Das Gleiche gilt hinsichtlich Menschen und Nichtmenschen. Die Verschiedenheit
ist bezüglich des Problems von Grundrechten moralisch irrelevant.
Wise begründet das Gewicht, das er der Autonomie beimißt,
damit, daß Richter in Autonomiebegriffen denken. Das tun sie
nicht, es sei denn in einem bestimmten Fall ergibt sich eine Autonomiefrage.
Und selbst dann behandeln Richter empfindungsfähige Menschen
mit offensichtlich wenig Autonomie nicht als Sachen, die keine Rechte
haben. Wie Wise selbst bemerkt, räumen Gerichte Menschen mit
einem minimalen Intelligenzquotienten gleiche Rechte ein. Richter
berücksichtigen das Wohlergehen von Kindern und anderen Menschen,
die keine ausreichende Autonomie besitzen, gleich, um bedeutende
Entscheidungen hinsichtlich ihrer Versorgung zu treffen. In solchen
Fällen, trifft das Gericht oder ein Vormund die Entscheidungen
im besten Interesse der Einzelnen.
Ob Flaschennasen-Delphine autonom sind oder nicht – wenn
sie Rechte haben, müssen Menschen als ihre gesetzlicher Vormund
eingesetzt werden. Delphine können Gerichte nicht darum bitten,
sie aus einem Wassergefängnis oder Laboratorium zu befreien.

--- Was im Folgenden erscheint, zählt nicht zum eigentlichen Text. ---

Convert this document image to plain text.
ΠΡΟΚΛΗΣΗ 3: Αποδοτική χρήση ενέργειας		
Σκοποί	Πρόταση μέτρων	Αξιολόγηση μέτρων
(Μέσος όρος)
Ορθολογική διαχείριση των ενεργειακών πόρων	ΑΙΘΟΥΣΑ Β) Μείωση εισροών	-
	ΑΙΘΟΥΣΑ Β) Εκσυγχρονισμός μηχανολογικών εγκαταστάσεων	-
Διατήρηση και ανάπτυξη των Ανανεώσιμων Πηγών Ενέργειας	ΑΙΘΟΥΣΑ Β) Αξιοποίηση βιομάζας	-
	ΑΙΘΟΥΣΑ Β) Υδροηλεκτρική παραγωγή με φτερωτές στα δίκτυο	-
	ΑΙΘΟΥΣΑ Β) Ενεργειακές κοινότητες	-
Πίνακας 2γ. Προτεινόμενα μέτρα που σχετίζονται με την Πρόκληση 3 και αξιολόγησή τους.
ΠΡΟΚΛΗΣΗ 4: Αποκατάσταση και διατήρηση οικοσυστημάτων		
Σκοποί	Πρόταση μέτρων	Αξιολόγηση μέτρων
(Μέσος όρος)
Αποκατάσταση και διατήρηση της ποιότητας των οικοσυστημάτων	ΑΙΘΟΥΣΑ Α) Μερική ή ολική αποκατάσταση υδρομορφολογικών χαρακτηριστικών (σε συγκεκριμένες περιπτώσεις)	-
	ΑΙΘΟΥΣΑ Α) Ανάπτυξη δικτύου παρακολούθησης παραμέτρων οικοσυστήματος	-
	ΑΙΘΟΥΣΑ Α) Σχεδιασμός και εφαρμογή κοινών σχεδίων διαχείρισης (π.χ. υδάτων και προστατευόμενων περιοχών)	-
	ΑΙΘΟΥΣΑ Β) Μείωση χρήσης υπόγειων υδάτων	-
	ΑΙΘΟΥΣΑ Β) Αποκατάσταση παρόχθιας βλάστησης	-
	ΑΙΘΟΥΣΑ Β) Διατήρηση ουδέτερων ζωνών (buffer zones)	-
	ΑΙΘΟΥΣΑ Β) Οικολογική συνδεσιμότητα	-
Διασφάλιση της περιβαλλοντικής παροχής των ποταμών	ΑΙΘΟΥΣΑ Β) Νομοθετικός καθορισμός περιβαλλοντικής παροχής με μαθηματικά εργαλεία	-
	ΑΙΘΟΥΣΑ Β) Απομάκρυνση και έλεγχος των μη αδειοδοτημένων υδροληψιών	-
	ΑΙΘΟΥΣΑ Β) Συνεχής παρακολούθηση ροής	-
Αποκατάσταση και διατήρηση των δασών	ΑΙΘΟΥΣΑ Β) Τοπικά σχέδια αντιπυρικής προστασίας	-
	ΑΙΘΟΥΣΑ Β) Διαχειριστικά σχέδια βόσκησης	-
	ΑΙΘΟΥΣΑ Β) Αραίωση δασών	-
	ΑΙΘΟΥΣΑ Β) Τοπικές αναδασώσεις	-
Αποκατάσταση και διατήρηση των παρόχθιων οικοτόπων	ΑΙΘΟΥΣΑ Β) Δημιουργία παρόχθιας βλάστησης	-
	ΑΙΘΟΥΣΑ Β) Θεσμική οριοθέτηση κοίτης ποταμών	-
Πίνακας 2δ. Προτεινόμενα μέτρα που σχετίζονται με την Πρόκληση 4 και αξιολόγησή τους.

Das müssen Menschen tun. In Anbetracht der Tatsache, daß
nichtmenschliche Tiere nicht ihre eigenen Interessen vor Gericht
vertreten oder ihre bevorzugte Lebensweise dem Gericht darlegen
können – welchen Zweck hat es—in moralischer oder
gesetzlicher Hinsicht— zu versuchen ihren Autonomiegrad einzuschätzen?
Wise führt weiter aus, dass er nichtmenschliche Autonomie
nach den Bedingungen menschlicher Intelligenz mißt, weil “das
Gesetz nichtmenschliche Tiere nach menschlichen Maßstäben
beurteilt”. Das Gesetz zieht keine nichtmenschlichen Fähigkeiten
in Betracht. Es berücksichtigt nur den finanziellen und, in
einem geringeren Ausmaß, den emotionellen Wert, den Nichtmenschen
für Menschen haben. Es betrachtet Nichtmenschen als Eigentum.
Und ist es nicht das Ziel, die Art und Weise in der das Gesetz nichtmenschliche
Tiere behandelt, zu ändern?
Es gelingt Wise nicht irgendeinen überzeugenden, logisch
zwingenden Grund für seine äußerst restriktiven
Autonomie-Kriterien anzuführen. Auch erbringt er keinerlei
Beweisdafür, daß die radikale Veränderung,die für
die nichtmenschliche Emanzipation notwendig ist, eher durch Präzedenzfälle
vor Gericht als durch eine veränderte Gesetzgebung erfolgen
kann.
Wiederholt vergleicht Wise die nichtmenschliche Versklavung mit
der Versklavung der Schwarzen in Amerika. Doch Präzedenzfälle
haben die Schwarzen nicht befreit. Gerichtsprozesse haben wiederholt
den Eigentums-Status der Schwarzen als Sklavinnen und Sklaven verfestigt.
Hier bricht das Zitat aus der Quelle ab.